In 1985, UCLA art historian Albert Boime analyzed Starry Night by comparing it to a planetarium simulation of the night sky on June 19, 1889. The striking resemblance suggested that the “morning star” Van Gogh mentioned in his letter to his brother was, in fact, the planet Venus.
8. Van Gogh sold only one or two paintings during his lifetime—and neither was The Starry Night.
Belgian artist and collector Anna Boch bought the relatively obscure The Red Vineyard at Arles for 400 francs at the Les XX exhibition in 1890. Van Gogh had painted it in November 1888, prior to his mental breakdown and subsequent asylum stay. This significant artwork is now housed at the Pushkin Museum of Fine Arts in Moscow. Additionally, historian Marc Edo Tralbaut’s biography of Van Gogh references a letter from Theo indicating that a self-portrait by the artist had been sold to a London art dealer.
9. The Starry Night was owned twice by Theo’s widow.
After Van Gogh’s death in 1890, Theo inherited all of his brother’s works. When Theo passed away in 1891, his wife Johanna Gezina van Gogh-Bonger took possession of The Starry Night and numerous other paintings. Van Gogh-Bonger played a pivotal role in compiling and publishing the brothers’ letters, and her relentless efforts to promote Van Gogh’s art through exhibitions significantly contributed to his posthumous fame.
In 1900, Van Gogh-Bonger sold The Starry Night to French poet Julien Leclerq, who later passed it on to Post-Impressionist artist Émile Schuffenecker. By 1906, she repurchased the painting from Schuffenecker to facilitate its transfer to the Oldenzeel Gallery in Rotterdam.

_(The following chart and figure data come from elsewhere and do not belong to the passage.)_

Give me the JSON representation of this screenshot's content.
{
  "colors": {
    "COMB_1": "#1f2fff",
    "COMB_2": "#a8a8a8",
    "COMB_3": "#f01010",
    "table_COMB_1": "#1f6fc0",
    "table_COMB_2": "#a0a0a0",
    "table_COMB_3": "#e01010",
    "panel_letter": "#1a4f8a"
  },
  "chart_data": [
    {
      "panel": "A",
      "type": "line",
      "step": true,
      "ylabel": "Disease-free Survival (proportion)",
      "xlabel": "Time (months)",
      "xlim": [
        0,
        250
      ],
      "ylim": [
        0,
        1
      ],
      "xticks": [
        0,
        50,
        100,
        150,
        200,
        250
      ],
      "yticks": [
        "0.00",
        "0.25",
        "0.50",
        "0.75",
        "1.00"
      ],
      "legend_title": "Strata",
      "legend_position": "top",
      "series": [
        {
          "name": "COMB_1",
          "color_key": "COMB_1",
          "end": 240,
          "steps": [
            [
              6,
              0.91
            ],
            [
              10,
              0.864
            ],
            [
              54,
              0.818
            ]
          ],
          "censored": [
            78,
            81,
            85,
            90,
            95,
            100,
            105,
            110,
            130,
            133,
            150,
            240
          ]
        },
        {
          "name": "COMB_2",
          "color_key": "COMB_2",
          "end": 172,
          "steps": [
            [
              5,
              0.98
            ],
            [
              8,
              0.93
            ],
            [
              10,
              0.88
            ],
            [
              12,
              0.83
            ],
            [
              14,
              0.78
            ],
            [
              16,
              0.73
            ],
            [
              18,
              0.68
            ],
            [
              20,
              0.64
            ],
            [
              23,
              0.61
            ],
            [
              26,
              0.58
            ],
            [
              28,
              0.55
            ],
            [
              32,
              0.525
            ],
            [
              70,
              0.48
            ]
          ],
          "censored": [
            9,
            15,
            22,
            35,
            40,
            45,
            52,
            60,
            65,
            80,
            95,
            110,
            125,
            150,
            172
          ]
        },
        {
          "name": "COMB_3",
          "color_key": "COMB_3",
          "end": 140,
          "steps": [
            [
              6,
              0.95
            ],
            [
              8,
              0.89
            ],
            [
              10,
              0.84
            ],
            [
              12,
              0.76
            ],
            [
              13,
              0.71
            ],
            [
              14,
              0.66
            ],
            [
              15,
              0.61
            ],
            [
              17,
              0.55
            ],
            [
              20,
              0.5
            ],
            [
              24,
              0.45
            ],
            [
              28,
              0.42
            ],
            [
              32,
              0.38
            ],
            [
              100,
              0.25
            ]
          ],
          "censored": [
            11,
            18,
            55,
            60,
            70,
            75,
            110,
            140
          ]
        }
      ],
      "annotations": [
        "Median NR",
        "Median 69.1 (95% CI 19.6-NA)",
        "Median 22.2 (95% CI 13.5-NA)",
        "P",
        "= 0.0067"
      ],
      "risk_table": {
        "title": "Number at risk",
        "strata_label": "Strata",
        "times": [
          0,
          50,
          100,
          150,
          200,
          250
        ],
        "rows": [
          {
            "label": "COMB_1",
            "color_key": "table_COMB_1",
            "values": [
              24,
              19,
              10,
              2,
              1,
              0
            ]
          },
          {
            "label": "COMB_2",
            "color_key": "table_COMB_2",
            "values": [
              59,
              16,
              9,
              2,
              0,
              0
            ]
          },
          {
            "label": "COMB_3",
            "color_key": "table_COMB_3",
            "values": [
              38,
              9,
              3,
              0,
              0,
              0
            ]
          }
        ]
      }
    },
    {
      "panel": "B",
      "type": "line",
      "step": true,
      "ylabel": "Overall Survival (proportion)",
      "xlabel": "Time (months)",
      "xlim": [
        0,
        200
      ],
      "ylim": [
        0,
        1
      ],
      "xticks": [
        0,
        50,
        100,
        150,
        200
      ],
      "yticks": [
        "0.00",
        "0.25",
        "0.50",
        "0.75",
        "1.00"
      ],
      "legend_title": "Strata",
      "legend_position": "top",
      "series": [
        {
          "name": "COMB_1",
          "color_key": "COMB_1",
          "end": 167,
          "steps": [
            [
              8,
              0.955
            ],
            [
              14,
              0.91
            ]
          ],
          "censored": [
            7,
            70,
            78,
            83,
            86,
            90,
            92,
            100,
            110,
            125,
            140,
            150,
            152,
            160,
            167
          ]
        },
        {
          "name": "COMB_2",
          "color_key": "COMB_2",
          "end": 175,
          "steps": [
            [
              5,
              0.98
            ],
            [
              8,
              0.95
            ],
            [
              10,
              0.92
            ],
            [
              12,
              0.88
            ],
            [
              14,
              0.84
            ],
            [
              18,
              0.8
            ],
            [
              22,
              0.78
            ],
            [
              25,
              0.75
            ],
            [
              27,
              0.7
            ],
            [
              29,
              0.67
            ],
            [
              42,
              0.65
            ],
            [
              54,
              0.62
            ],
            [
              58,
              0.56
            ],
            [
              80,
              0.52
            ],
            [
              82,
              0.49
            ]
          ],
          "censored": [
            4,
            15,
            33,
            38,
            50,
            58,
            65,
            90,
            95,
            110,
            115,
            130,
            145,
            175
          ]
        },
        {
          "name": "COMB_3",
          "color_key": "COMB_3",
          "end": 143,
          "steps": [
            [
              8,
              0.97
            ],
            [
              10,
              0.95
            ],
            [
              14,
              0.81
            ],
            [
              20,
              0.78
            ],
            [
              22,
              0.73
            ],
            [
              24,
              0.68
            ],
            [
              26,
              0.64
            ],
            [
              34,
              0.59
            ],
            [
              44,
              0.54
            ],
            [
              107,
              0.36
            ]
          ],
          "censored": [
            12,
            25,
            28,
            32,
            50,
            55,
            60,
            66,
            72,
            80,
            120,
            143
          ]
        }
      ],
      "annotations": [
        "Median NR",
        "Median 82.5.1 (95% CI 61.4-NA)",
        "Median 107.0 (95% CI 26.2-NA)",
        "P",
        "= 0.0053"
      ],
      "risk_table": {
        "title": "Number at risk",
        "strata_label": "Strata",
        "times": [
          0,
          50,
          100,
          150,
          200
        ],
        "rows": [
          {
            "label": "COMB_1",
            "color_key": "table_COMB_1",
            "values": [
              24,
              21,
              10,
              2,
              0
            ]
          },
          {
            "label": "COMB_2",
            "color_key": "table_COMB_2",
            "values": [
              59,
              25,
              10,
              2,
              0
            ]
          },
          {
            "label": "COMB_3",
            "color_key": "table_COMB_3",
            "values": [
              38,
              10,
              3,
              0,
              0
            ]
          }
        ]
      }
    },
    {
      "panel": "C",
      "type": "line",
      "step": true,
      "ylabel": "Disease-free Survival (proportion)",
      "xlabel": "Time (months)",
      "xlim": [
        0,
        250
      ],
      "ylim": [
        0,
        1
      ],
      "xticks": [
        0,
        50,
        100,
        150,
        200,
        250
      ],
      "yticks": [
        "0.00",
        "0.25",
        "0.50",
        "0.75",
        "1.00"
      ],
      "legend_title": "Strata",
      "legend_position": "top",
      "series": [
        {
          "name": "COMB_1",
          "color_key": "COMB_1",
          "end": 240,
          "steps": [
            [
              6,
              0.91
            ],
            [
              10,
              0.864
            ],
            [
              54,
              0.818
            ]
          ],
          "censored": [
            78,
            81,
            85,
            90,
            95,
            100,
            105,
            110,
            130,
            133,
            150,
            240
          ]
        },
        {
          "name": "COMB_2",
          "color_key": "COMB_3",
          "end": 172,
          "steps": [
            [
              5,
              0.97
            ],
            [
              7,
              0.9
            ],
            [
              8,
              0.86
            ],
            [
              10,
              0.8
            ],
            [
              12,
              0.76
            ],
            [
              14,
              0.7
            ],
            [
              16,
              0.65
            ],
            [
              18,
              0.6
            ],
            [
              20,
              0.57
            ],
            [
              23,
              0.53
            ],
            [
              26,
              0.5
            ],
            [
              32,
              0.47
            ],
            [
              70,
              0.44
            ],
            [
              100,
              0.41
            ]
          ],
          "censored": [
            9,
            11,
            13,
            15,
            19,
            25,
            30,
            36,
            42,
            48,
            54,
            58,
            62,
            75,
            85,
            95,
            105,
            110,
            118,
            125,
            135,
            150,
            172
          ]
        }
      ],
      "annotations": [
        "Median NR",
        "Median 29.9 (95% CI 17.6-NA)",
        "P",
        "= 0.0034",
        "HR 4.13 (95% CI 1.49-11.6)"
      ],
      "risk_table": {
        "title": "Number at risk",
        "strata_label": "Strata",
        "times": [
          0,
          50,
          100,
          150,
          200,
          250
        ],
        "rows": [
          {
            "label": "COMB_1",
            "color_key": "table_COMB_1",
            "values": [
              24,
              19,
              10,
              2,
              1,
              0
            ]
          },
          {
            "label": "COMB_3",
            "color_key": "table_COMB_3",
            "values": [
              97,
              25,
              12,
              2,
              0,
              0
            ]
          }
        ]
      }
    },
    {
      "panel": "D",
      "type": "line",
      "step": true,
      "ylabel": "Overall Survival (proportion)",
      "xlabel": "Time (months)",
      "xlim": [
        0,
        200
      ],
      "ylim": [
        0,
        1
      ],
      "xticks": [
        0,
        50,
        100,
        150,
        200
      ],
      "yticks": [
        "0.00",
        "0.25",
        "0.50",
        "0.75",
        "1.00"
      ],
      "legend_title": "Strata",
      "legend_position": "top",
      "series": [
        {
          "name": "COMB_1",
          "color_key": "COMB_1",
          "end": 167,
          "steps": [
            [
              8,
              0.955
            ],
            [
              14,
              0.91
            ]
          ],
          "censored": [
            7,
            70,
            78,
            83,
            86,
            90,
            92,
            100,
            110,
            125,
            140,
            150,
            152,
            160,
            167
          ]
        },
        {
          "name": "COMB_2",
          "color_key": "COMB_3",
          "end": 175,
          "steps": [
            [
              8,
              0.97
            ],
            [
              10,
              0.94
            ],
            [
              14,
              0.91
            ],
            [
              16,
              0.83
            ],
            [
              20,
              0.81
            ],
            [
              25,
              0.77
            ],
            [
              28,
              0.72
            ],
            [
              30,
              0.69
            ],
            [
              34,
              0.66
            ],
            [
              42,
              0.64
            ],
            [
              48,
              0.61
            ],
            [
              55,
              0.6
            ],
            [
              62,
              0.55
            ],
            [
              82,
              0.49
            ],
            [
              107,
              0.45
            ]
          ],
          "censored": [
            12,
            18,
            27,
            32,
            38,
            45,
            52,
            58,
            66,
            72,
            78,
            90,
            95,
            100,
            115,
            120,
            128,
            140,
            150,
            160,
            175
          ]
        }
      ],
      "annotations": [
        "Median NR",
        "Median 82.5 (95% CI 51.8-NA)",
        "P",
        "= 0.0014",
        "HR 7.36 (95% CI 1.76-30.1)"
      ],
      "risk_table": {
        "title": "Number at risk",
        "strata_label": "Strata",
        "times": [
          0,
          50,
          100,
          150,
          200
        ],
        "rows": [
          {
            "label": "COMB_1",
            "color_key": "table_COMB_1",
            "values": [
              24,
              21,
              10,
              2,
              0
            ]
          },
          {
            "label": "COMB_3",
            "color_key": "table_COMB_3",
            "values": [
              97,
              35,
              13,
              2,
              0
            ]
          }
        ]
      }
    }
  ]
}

10. The Starry Night now resides in New York, thanks to Lillie P. Bliss.
Bliss, the daughter of a wealthy textile merchant, became a leading collector of modern art in the early 20th century. Alongside Mary Quinn Sullivan and Abby Aldrich Rockefeller, she co-founded Manhattan’s Museum of Modern Art. After her death in 1931, the Lillie P. Bliss Bequest donated much of her collection to MoMA, forming the core of its holdings during the Great Depression. In 1941, three pieces from Bliss’s collection were sold to enable MoMA’s acquisition of Starry Night.
11. The lights in The Starry Night appear to flicker due to the way the human brain processes visual information.
In an animated TED-Ed video by Avi Ofer, Natalya St. Clair explains how Van Gogh’s painting masterfully captures turbulence, a concept that remains one of the most challenging for physicists to define.